The phrasing is a little different but it's basically the same as the clause in Sanders's bill.

But Medicare does not ban the sale of private insurance to people who qualify for Medicare benefits. For example, Medicare covers dialysis for everyone, even people under 65 years old, but nevertheless private insurance typically also covers dialysis. It is also legal to sell insurance to traditional Medicare enrollees even if that plan covers things that Medicare also covers. So what's up with the non-duplication clause?

Section 303 of Sanders's bill lays bare that the bill does not prohibit private insurance, even for things that overlap with the public plan:

nothing in this Act shall prohibit an institutional or individual provider from entering into a private contract with an enrolled individual for any item or service for which no claim for payment is to be submitted under this Act.

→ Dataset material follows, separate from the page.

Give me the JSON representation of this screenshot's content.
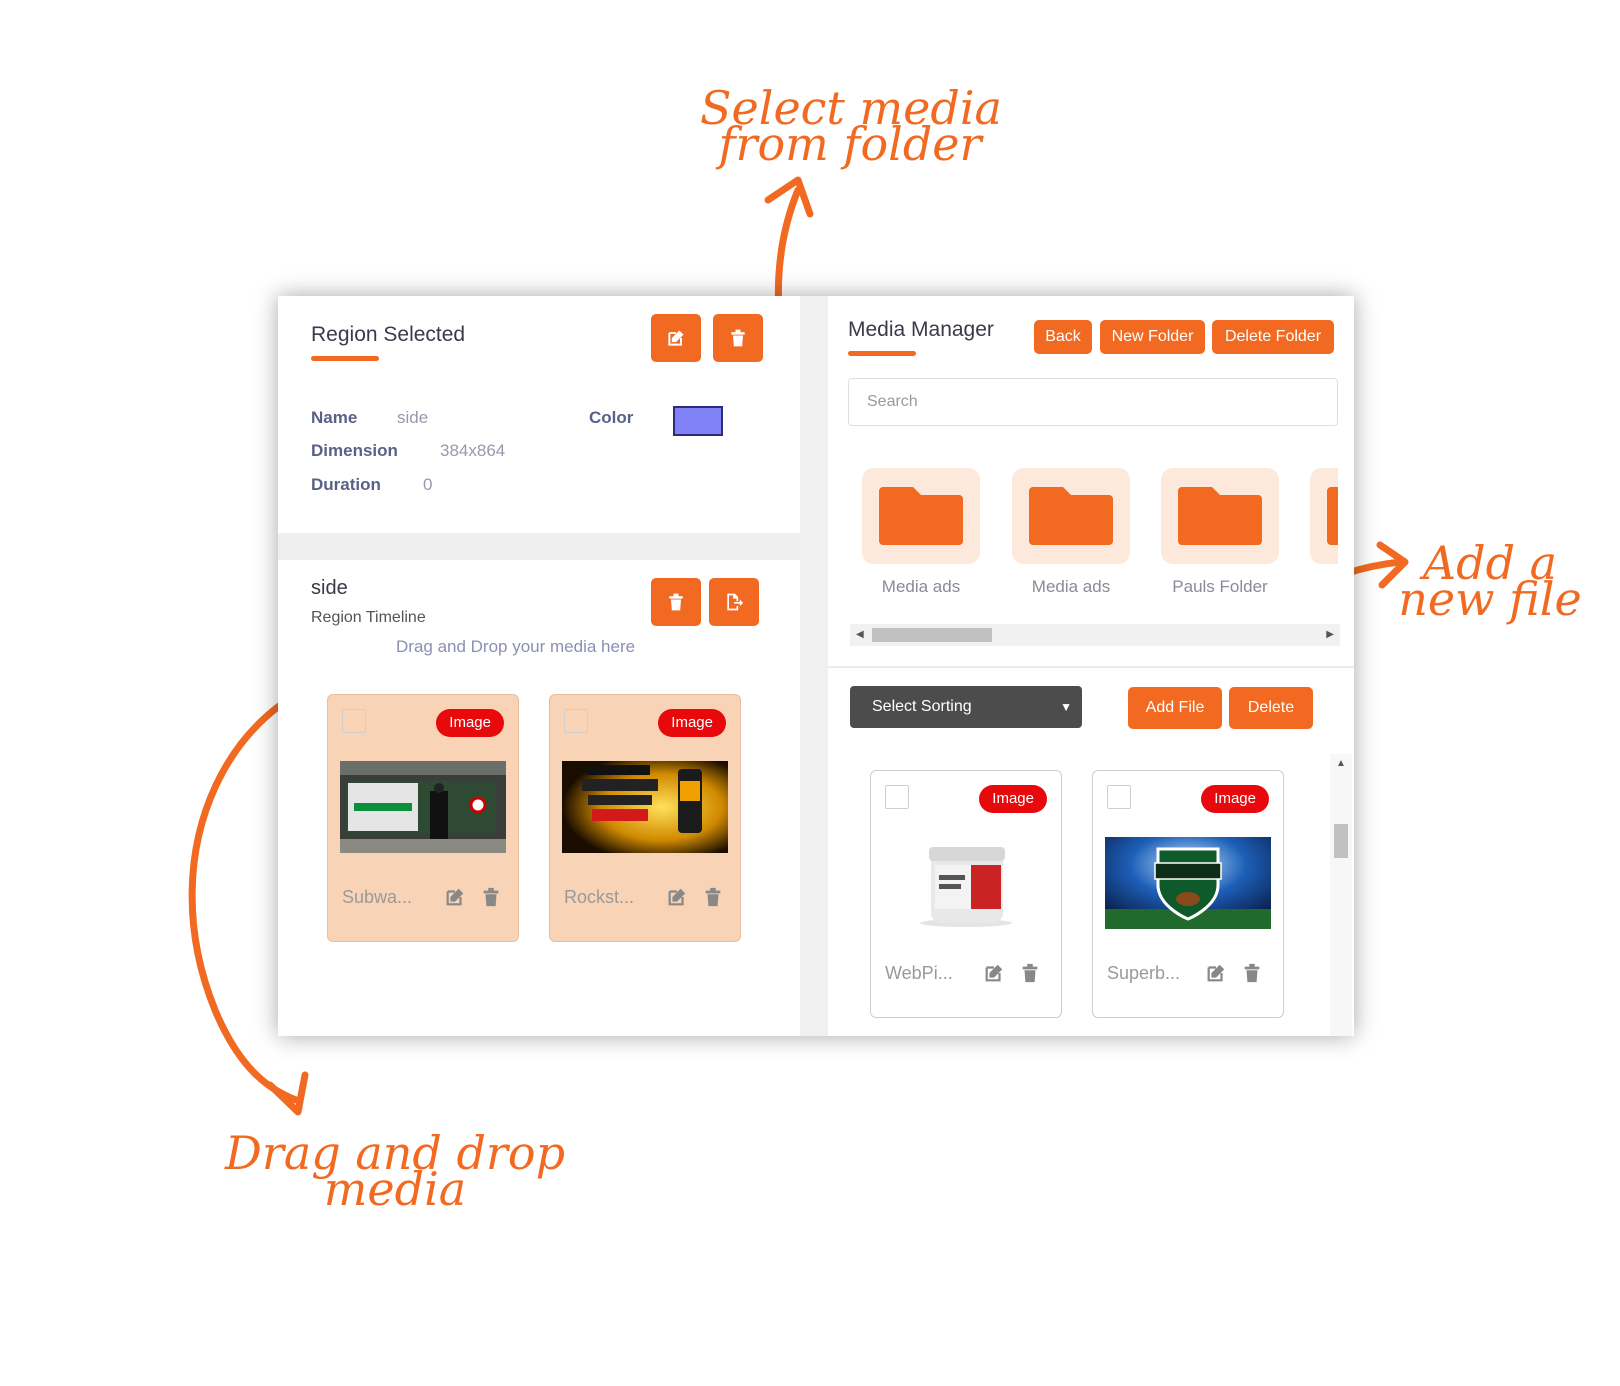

That's clear as day: Since "nothing in this Act" prohibits private contracts, the non-duplication clause must ban balance billing, not private insurance. You can have private insurance pay for things covered by Medicare, so long as it pays instead of rather than on top of what Medicare pays. This is indeed how it works in the current-law Medicare program. Niskanen argues the non-duplication clause in Sanders's bill would cause many doctors to opt out of Medicare and thus preserve rather than abolish private insurance.

It's no secret that Sanders copied this clause from the House Medicare for All bill, which is just the latest iteration of John Conyers's "Expanded and Improved Medicare for All Act" first introduced in the House in 2003. It also has a non-duplication clause. There's even a version of this clause in the Medicare For America plan. All of these non-duplication clauses are obviously based on current-law Medicare, so the most reasonable assumption is that they work the same as current Medicare does—they do not make private insurance illegal for anyone or any thing.

But the clearest version of that comes from Sanders's 2009 amendment. It has a non-duplication clause that says the:

health security program shall prohibit the sale of health insurance in the State if payment under the insurance duplicates payment for any items or services for which payment may be made under such a program.

We called it wrong. The Medicare statute uses "duplicate" as a term of art for what health wonks would call balance-billing. None of these statutes and bills would prohibit anyone from enrolling in both Medicare and private insurance so long as the private plan coordinates benefits in such a way that providers cannot bill both for the same service.